Wednesday, September 14, 2005

How serious is neuromarketing ?

On June 22, 2002, an american advertising company called The Brighthouse Institute for Thought Sciences is officially launched with a press release. Their goal is to use brain imaging techniques to ''unlock'' the consumer's mind and understand what is behind consumer's decisions to buy a product.
Quote:According to Brian Hankin, President of Thought Sciences, marketers will now be able to understand, for the first time ever, the drivers of their consumers’ behavior.-more-“Imagine being able to observe and quantify a consumer’s true response to something without the influence of groupthink and other biases that plague current research approaches,” says Hankin. “This could not only help marketers truly understand why specific marketing efforts are effective, but it could also help societal concerns such as identifying why the current anti-drug campaign has not effectively deterred our youth from using drugs.”

There was and still a big scare among consumer's advocates who tried to stop neuromarketing. I believe consumer's advocates are right under the condition that what neuromarketers are promoting is actually true.

However, let me tell you why one should take Neuromarketing with a grain of salt. If there is any damage that this new approach may do to the consumer and the society it is in raising the overall price of a new product on the market and in misrepresenting the sciences of the mind as scary and manipulative. Why is this ?

First: The FMRI technique mentioned and which will be widely used in Neuromarketing because of its non invasiveness shows only that a product x activates structure a or b known for such and such features. It might be that structure a, known as a pleasure center, lighten up when I see a bottle of Coke and it might be that this same structure lighten up even more when I see a bottle of Pepsi but there is a big jump to do in interpretation in order to see the level of activation as a preference for the product. The FMRI signal is produced by an increase in the level of oxygenation of the blood in a certain brain area, relatively to other brain areas, in response to a regional and specific metabolic demand. This kind of physiological response is very slow compared to the neural response which is behind it. FMRI signal is then constrained by time and does not reflect the state of the entire neuronal network involved in the task but shows us the more activated structure in the network in a defined time frame. Now, the intensity of this regional increase is relative to the level of oxygen in other brain areas. So, in the case of an increased intensity to a stimulus, either the whole brain is more active or other brain areas are less activated or deactivated. FMRI scientists know that even deactivation could mean something.

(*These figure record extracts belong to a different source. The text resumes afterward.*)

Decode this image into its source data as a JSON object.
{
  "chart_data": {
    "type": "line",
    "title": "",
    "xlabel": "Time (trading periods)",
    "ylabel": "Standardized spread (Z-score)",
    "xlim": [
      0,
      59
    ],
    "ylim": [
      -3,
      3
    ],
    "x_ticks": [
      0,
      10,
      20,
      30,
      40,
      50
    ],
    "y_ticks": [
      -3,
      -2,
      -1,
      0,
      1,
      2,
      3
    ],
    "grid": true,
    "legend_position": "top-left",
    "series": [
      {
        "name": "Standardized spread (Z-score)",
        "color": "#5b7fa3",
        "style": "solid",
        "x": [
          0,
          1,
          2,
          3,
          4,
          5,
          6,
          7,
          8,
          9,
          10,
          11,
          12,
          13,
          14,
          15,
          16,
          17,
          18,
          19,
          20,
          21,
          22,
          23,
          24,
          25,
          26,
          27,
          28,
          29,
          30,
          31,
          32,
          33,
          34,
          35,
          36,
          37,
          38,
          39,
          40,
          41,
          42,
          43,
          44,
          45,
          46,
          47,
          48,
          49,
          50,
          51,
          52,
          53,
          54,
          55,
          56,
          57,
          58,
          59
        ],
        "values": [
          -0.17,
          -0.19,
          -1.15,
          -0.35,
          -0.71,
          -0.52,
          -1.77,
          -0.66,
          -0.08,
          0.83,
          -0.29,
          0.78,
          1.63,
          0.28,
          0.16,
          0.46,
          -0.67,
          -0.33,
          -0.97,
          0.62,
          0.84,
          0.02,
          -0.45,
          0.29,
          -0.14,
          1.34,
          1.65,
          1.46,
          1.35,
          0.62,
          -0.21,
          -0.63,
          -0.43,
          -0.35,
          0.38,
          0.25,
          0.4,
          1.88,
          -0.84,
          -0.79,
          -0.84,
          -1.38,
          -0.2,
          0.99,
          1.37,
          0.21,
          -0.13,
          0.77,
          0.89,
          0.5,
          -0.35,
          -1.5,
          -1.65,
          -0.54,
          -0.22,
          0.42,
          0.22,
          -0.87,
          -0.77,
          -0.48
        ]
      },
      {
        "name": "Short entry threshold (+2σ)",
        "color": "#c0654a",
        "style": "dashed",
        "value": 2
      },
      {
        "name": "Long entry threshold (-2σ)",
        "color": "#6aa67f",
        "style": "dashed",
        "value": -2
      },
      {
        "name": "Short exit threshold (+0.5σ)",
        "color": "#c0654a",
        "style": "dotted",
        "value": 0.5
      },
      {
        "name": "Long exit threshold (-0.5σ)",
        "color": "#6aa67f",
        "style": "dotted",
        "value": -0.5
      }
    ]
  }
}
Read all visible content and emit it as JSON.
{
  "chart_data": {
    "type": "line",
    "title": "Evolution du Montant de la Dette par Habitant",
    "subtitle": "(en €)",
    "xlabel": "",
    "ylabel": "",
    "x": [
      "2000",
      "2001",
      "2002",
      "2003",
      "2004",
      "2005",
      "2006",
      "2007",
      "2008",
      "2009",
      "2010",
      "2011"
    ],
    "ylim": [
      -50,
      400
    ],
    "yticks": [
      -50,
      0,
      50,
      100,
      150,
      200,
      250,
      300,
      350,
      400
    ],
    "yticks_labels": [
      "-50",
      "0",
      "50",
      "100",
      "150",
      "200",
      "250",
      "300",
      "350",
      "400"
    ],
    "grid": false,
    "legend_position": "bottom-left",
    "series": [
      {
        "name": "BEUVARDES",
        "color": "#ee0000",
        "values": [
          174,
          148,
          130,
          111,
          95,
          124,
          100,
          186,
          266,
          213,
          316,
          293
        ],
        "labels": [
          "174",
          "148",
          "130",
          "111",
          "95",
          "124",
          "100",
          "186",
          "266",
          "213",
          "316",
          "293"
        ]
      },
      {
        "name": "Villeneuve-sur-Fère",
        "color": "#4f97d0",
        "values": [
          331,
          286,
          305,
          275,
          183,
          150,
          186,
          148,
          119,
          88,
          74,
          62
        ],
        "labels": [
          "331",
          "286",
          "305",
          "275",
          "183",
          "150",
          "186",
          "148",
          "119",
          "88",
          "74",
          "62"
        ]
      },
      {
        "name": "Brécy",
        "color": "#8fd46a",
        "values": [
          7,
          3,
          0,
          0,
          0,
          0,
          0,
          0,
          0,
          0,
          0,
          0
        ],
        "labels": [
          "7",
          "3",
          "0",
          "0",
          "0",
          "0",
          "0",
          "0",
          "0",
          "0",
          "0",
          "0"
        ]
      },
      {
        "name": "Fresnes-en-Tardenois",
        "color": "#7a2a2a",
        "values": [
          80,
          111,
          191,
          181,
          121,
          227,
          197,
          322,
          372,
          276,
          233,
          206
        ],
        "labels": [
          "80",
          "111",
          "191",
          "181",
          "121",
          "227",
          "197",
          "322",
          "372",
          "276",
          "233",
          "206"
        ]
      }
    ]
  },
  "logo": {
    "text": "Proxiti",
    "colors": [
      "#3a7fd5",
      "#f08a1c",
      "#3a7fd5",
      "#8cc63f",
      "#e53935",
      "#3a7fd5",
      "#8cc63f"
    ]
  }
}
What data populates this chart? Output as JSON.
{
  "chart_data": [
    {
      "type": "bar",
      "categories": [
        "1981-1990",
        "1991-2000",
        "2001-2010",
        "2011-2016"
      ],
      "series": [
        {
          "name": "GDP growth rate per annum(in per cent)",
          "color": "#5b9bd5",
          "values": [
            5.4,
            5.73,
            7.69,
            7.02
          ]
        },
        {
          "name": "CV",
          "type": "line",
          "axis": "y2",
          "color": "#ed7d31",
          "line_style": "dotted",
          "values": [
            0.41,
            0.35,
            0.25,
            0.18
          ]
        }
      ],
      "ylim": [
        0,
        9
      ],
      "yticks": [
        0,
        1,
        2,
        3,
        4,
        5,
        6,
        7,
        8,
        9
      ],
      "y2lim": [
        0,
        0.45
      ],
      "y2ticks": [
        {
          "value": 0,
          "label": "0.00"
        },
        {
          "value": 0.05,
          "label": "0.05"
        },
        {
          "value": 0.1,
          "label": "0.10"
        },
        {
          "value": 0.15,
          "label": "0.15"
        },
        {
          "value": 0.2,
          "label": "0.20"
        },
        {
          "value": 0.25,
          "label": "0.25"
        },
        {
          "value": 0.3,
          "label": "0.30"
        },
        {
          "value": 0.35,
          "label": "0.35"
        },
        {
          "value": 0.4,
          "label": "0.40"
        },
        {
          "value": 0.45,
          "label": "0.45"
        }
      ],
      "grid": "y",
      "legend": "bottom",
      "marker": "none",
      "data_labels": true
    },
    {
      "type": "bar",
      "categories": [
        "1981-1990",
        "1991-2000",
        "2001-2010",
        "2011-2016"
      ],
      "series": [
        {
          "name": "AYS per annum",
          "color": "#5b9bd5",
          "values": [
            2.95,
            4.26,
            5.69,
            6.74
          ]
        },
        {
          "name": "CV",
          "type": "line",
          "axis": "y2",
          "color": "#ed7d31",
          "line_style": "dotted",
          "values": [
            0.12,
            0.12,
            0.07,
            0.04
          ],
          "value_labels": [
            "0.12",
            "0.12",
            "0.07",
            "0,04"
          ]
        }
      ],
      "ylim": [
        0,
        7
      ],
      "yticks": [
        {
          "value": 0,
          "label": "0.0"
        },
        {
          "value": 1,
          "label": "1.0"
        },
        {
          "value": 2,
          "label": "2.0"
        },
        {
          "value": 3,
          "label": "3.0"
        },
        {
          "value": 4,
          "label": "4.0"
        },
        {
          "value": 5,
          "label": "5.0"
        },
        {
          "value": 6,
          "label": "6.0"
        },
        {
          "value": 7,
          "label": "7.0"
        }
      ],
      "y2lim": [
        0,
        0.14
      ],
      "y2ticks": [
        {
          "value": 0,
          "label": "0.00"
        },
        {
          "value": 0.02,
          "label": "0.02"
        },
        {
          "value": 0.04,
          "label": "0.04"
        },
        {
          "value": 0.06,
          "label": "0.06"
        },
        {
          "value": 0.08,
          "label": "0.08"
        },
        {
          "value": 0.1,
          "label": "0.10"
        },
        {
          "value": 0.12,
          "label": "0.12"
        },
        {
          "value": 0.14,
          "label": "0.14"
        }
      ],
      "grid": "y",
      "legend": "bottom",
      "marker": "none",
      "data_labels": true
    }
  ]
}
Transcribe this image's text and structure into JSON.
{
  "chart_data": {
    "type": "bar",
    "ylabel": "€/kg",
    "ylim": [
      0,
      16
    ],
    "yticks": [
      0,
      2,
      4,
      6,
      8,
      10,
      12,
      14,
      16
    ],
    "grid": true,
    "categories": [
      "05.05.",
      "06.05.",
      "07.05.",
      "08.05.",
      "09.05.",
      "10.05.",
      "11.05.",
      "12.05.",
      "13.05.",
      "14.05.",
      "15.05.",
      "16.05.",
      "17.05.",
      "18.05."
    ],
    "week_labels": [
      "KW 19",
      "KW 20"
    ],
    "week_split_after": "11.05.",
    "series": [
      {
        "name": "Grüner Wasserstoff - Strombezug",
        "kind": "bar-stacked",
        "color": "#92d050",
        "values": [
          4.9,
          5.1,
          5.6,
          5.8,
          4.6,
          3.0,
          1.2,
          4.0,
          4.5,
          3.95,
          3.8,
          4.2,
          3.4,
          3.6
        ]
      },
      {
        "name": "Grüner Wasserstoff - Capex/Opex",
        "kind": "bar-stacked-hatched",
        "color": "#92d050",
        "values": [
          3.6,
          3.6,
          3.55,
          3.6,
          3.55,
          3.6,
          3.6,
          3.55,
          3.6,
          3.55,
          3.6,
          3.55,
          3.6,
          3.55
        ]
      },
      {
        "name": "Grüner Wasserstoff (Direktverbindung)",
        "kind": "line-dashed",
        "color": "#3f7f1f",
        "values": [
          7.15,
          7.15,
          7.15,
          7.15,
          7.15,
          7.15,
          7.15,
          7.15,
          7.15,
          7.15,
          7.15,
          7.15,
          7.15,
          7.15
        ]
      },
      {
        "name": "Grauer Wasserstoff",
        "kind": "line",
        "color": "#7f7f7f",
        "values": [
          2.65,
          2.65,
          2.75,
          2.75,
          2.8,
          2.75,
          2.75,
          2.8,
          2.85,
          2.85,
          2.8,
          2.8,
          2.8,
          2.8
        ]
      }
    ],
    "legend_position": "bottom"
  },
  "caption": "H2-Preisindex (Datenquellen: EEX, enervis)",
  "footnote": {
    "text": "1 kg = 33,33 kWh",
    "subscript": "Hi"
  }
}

FMRI technique started to be widely used in research 10 years ago and scientists are still trying to understand some of its features.

Second: Brighthouse proclaims that Neuromarketing will ''observe and quantify the consumer's response'' without the influence of context and others. I understand that marketing requires that you should probe consumer's tendencies and preferences even before product conception and commercialisation. But on the other hand, advertisement is all about context and group thinking. Advertising is perception in a context, it is context biased, it is adressed to the person and not to the brain. For this reason, I don't buy into the rethoric of Neuromarketing because there is a huge leap between Neuromarketing and advertising. The person is not only a brain, it is a brain embedded in a variety of contexts including the body and its physical and social environment.

Third: What is useful in the fact that ice cream made by Z tickles a specific area in my brain ? Unless there are lasting changes in the brain like recpetor expression levels in the activated structure as in the case of addiction, there is always place for competition. The contrary explains why ''...the current anti-drug campaign has not effectively deterred our youth from using drugs.'' it is because youth behavior is driven by context, the group context, and once they use drugs on a regular basis or even on a non regular basis -depending on the drug used- addiction is established through lasting changes in levels of brain receptors for the drug.

Fourth: What to think if an advertisement campaign based on Neuromarketing fails ? Should we consider this as a refutation for Neuroimaging ? To which extent, in this particular context, results from economic and social interventions based on hard science (because Neuromarketing is being sold as more certain, based on hard science and not on surveys) will affect the status of this science ?

There is nothing for the consumer to be scared of in Neuromarketing since knowing somebody's brain better (and I doubt Neuromarketing could achieve this) does not necessarily mean knowing better her or his mind - brain in a body in a social context. Moreover, the consumer's mind will always be the target of the new economy, Neuromarketing or not. The entire new economy is based on targeting our subconscious. Neuromarketing is no exception. The only way out for consumers is vigilance and consumer education. As the success of Neuromarketing depends on the extent to which its target is a subconscious process, I believe that being aware that we are a target can help to reverse the process.

My concern is elsewhere. There is a huge risk for the science itself, namely Neuroimaging, when its status as a new science is put at risk by factors for which it has no test and on which it has no control. In other words, Neuromarketing is more dangerous for the science it proclaims as its core principle because it will obscure the public understanding of this science by stretching it beyond its current limits.